OSTATNI POST Z POPRZEDNIEJ STRONY:
Białe, puste ślepia wpatrywały się w bliżej nieokreślony punkt na horyzoncie, nad głową Sombre. Aluzja wydawała się jakby nieobecna, chociaż wszystko słyszała. Orlica siedziała po jej prawicy.– Nie ze wszystkimi. Niektóre znają naszą mowę i można spróbować się z nimi porozumieć. Co do nastawienia, z tym jezt różnie. Elfy są raczej przyjazne, entowie neutralnie, ogry i skaveni negatywnie. Bać należy się z pewnością wszystkich. Nigdy nikogo nie lekceważ. Jeden zły krok i momentalnie każdy może się stać wrogiem. Więc uważaj na wszystkich, ak będzie najrozsądniej – wytłumaczyła, biorąc głębszy wdech. Trochę przywykła do ślepoty, ale nadal nie można było powiedzieć, że potrafi z tym normalnie żyć i funkcjonować.

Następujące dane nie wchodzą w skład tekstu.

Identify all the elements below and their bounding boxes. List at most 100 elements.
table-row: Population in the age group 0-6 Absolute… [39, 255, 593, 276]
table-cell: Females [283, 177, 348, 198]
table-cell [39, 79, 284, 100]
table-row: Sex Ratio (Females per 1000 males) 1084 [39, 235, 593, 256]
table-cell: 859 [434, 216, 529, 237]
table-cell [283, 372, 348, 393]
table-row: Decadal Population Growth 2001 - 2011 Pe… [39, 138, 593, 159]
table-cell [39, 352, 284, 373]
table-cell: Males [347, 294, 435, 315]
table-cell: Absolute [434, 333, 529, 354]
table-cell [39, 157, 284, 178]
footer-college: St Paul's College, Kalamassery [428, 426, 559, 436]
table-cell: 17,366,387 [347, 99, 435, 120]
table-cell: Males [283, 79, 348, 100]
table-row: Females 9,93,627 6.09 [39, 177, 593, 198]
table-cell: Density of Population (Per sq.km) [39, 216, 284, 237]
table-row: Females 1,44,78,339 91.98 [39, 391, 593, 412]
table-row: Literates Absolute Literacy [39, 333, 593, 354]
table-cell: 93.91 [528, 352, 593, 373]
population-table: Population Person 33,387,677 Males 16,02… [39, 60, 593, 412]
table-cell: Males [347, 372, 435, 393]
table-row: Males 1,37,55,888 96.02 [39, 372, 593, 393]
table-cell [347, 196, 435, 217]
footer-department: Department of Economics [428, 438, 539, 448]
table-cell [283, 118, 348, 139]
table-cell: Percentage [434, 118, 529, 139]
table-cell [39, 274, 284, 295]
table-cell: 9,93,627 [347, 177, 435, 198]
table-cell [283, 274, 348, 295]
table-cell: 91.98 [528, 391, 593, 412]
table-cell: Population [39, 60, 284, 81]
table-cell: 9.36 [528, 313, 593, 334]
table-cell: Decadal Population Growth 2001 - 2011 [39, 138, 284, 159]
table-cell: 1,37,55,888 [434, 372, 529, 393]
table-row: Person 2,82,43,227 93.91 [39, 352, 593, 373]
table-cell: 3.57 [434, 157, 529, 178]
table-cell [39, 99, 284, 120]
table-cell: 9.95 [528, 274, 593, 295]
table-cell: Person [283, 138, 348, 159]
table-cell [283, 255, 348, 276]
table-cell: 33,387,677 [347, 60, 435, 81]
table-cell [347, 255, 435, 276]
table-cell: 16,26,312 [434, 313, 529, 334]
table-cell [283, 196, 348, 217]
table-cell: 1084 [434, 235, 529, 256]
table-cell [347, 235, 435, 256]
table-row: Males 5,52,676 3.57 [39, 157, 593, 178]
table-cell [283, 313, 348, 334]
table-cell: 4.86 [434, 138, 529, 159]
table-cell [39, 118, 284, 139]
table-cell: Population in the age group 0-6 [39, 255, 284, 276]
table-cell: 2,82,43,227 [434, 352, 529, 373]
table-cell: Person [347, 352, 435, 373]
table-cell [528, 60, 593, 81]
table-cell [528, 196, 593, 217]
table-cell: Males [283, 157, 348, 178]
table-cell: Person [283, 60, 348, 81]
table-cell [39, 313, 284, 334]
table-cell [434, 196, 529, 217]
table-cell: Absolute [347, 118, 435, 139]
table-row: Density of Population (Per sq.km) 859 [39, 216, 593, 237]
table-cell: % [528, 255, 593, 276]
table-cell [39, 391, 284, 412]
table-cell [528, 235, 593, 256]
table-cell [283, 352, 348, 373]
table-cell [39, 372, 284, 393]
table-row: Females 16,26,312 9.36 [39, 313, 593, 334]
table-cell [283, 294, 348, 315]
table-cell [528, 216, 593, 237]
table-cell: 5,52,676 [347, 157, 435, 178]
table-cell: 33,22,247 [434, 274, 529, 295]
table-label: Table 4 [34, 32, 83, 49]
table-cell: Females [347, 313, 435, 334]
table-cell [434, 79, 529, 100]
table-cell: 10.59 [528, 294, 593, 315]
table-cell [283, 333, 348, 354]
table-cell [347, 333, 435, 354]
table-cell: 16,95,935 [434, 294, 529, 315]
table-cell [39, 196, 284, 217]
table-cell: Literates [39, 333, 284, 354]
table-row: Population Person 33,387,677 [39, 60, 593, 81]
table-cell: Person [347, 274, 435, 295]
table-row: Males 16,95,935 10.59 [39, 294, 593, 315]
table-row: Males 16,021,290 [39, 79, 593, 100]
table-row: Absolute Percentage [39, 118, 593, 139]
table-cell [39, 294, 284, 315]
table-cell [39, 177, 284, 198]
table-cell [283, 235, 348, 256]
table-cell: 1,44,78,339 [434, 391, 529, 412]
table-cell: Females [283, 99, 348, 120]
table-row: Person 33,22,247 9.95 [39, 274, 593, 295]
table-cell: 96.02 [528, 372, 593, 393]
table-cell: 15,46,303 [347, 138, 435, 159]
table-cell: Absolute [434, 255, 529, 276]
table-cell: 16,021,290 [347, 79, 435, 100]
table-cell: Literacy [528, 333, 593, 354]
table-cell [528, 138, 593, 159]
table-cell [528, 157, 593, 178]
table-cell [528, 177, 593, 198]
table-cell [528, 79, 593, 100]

– Dość spora. Jest wiele istot rozumnych, więc zawsze jest ryzyko, że na coś się natkniesz. Jednak niektóre występują liczniej, inne rzadziej. Wszystko zależy od tego, gdzie obecnie jesteś. Ale przechodząc dalej. Drzewa i krzewy owocowe, często spotkasz je na polowaniach. Brzoskwinie, duże, soczyste, koloru czerwono-żółtego, z dużą pestką w środku. Czereśnie, małe, czerwone, również z pestką, grusze, dzikie jabłonie, morele. Te ostatnie są mniejsze od brzoskwiń, o bladopomarańczowej skórce. Poza tym są nektarynki, podobne do brzoskwiń, ale nieco od nich twardsze. Nie mniej jednak łatwo je ze sobą pomylić. Śliwki, czarne lub ciemnofioletowe, w środku żółte lub zielonkawe, zależnie od tego jak bardzo dojrzały. Ostatnim drzewkiem owocowym jest wiśnia. Podobne do czereśni, jednak inaczej smakują i są bardziej... Matowe? Nie wiem, jak dokładnie to określić. Jeśli chodzi o krzewy to możesz natknąć się na agrest. To niewielkie, zielone owoce, stosunkowo kwaśne, pokryte małymi, jadalnymi... Włoskami, że tak powiem. Jagody również są małe, czarne lub fioletowe, o słodkim smaku. Jeżyny, podobne do malin, ale czarne, twarde i kwaśne. Melony są z kolei dość spore i twarde, mają grubą skórę. Poziomki to malutkie owoce, czerwone z żółtymi, małymi kropkami. Nie wiem, jak dokładnie to się nazywa. A truskawki to po prostu większe, słodsze wersje kwaśnych poziomek – kolejna porcja wiedzy, potrzebnej, wbrew temu co można myśleć. Kolejna pora na ewentualne pytania.